SUP Media
- Type: Privately held
- Industry: Internet
- Genre: Online Media Company
- Founded: 2006
- Founder: Alexander Mamut, Andrew Paulson
- Defunct: 2013
- Fate: Merged into Rambler
- Headquarters: Moscow, Russia
- Key people: Andrew Paulson, Chairman Annelies van den Belt, CEO Benjamin Wegg-Prosser, Director of Corporate Development Edward Shenderovich, Director of Strategic Development
- Number of employees: 300
- Website: sup.com

= SUP Media =

Russian media company

SUP (Russian: СУП, which means 'soup') was an international online media company, founded in Moscow in mid-2006 by Andrew Paulson and Alexander Mamut. Its ownership was split between Mamut, Kommersant Publishing House and management.

==Company==
SUP's first major announcement was a licensing agreement with Six Apart that gave SUP rights to use the LiveJournal brand, as well as operate portions of the LiveJournal service for LiveJournal's Russian users. SUP subsequently purchased LiveJournal outright from its previous owners, Six Apart. Since its launch SUP had grown through acquisition and organically.
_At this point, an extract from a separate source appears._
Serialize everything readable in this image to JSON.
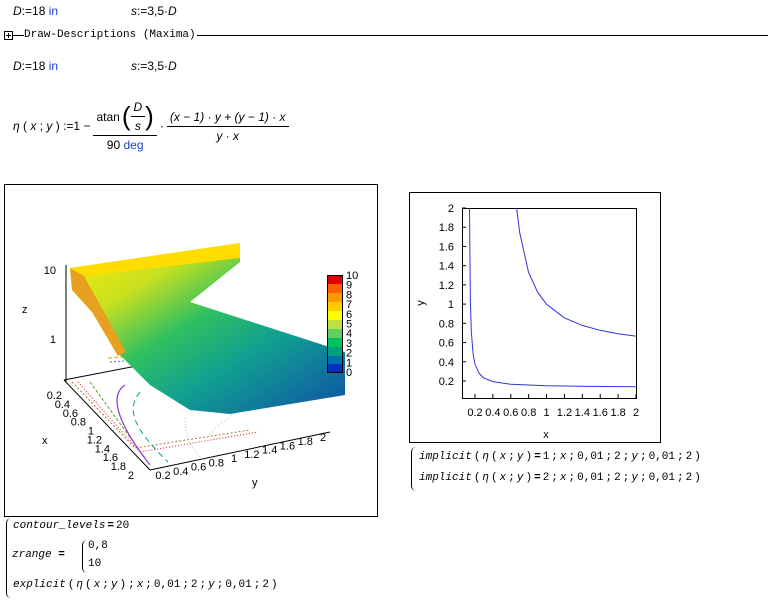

In June 2008 Kommersant, a leading Russian media company, acquired a significant minority stake in the business.

SUP was split into two business divisions, one was SUP Media, which includes Gazeta.ru (a popular online news site); Championat.com (an online sports site); and LiveJournal.com (a widely used blogging platform). The other business line was SUP Advertising, which includes +SOL (an online sales house which sells SUP's inventory, Russian media sites and foreign media sites including Yahoo, the BBC, Last.fm and a number of newspaper sites) and Victory SA, a digital marketing agency.

In 2013, SUP was merged with Rambler.